Vladimir Putin had a working meeting with Eni CEO Paolo Scaroni, which was also attended by Deputy Prime Minister Igor Sechin and Gazprom CEO Alexei Miller
15 january 2009
Minutes of the meeting's beginning:
Vladimir Putin: Mr Scaroni, I am happy to see in Moscow the head of one of Europe's largest companies, which is our long time and reliable partner.
Today I have talked with the Italian Prime Minister, Mr Silvio Berlusconi. Like many other European leaders, he is seriously worried about the suspension of Russian natural gas transit to Europe. Mr Berlusconi asked me to take all the necessary measures to resume transit, and said that we may discuss the issue with you today.
I am not going to delve into the problem's background. It is clear that ensuring transit is the responsibility of a transit country. We opened the tap on the pipe running into Ukraine, which everyone, including you, knows and which international observers have confirmed. But our Ukrainian partners have not resumed transit although we have asked them insistently to do so.
Specific technical conditions must be ensured for gas to transit via Ukraine to our European partners, which is the duty of the transit country. Judging by what our Ukrainian friends say and write in their documents, they are unable to do this now.
Today they have rejected one more request to transit Russian gas to Europe. Instead, they have dispatched several documents, asking that we supply "technical gas" for filling the export pipe through which our gas is supplied to Europe. Clearly, there should always be gas in an export pipe, working like a piston to push export gas through the pipe. If there is no technical gas in the pipe, this amounts to technical bungling bordering on crime.
However, we are not going to discuss this side of the problem now, and we will not look for the guilty party at this point. They have also requested additional amounts of gas to ensure the operation of compressor stations.

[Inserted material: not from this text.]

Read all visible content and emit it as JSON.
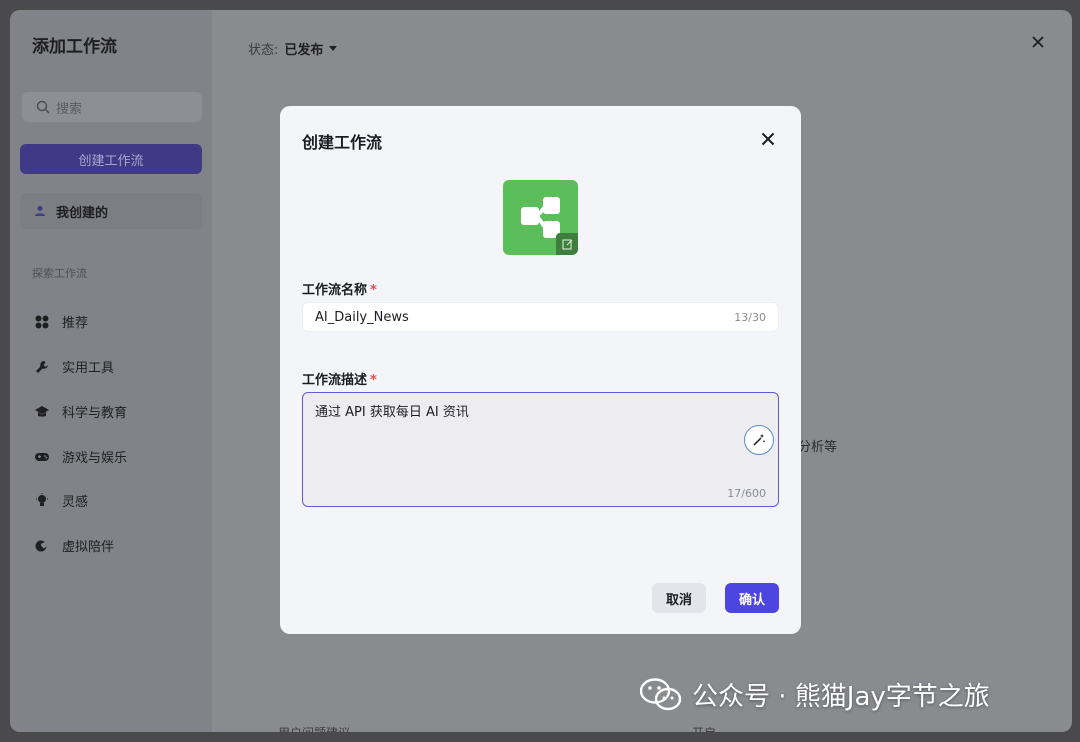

The amount exceeds 140 million cubic meters; they want an additional 1.56 billion cubic meters, to be supplied in the first quarter, which brings the total to 1.7 billion.
Ukraine has made us a strange offer - to turn over that gas into their ownership. Not sell it, mind you. I am not going to comment here on the absurdity of that offer, but we clearly should help Ukraine, help our Ukrainian friends. At the same time, we cannot shoulder all of the risk under such a major supply.
We are interested in delivering our natural gas to Europe. Gazprom is sustaining losses, which have already exceeded $1.1 billion. We know that our main partners are also suffering damages. But we must think above all about the people who are living in conditions of major shortage of energy in the countries that depend on our supplies. Whole economic sectors in some European countries are having big problems.
We must not look for the guilty party now, but do something to ensure gas transits. We propose that our main European partners share the transit risks with us. We could form an international consortium that would buy the required amount of gas for Ukraine from Gazprom and dispatch it to Ukraine for ensuring gas transit to Europe. We are making this proposal to you now, inviting you to take part in this consortium.
Paolo Scaroni (as translated): Mr Prime Minister, thank you for this offer. We have discussed a large part of that offer during our meeting with Mr Miller today. I think this is a constructive proposal, a new idea after all the attempts that have been made to resume transit. You know that Eni is the largest gas consumer in Europe and the primary client for the gas pipelines that run via Ukraine.
We will immediately consider the possibility of setting up such a consortium, and try to involve the European companies that use the gas supply systems in Ukraine. This must be done quickly.
Even though Italy is weathering the gas crisis quite well, the situation in other European countries, above all in the southeast, is dramatic.
I have talked with Mr Berlusconi two or three times today, and he has instructed me to meet your proposals halfway and take the necessary steps towards implementing them. Trust me, Mr Prime Minister, we will do our best.
Vladimir Putin: So, you see the proposal as promising?
Paolo Scaroni: I think this is an innovative proposal, because it may solve the problem of the "technical" gas and the gas necessary for fuel to transport the gas.
Besides, there is nothing political in the proposal. It is a purely technical and commercial proposal, without any political implications. It concerns relations between suppliers and clients, which is business pure and simple. This is the attitude we are trying to use here.
Vladimir Putin: I agree with you absolutely. There are no politics in this issue. Our Ukrainian friends have asked us to supply the necessary amount of gas for ensuring gas transit. It entails a major volume of gas and major outlays.
I repeat, let's share the costs and the risks, and deliver the gas to Ukraine without delay. Judging by the documents we have received, our Ukrainian partners have no other reasons to hinder the resumption of transit.
Thank you for your positive reaction. Let's discuss the details.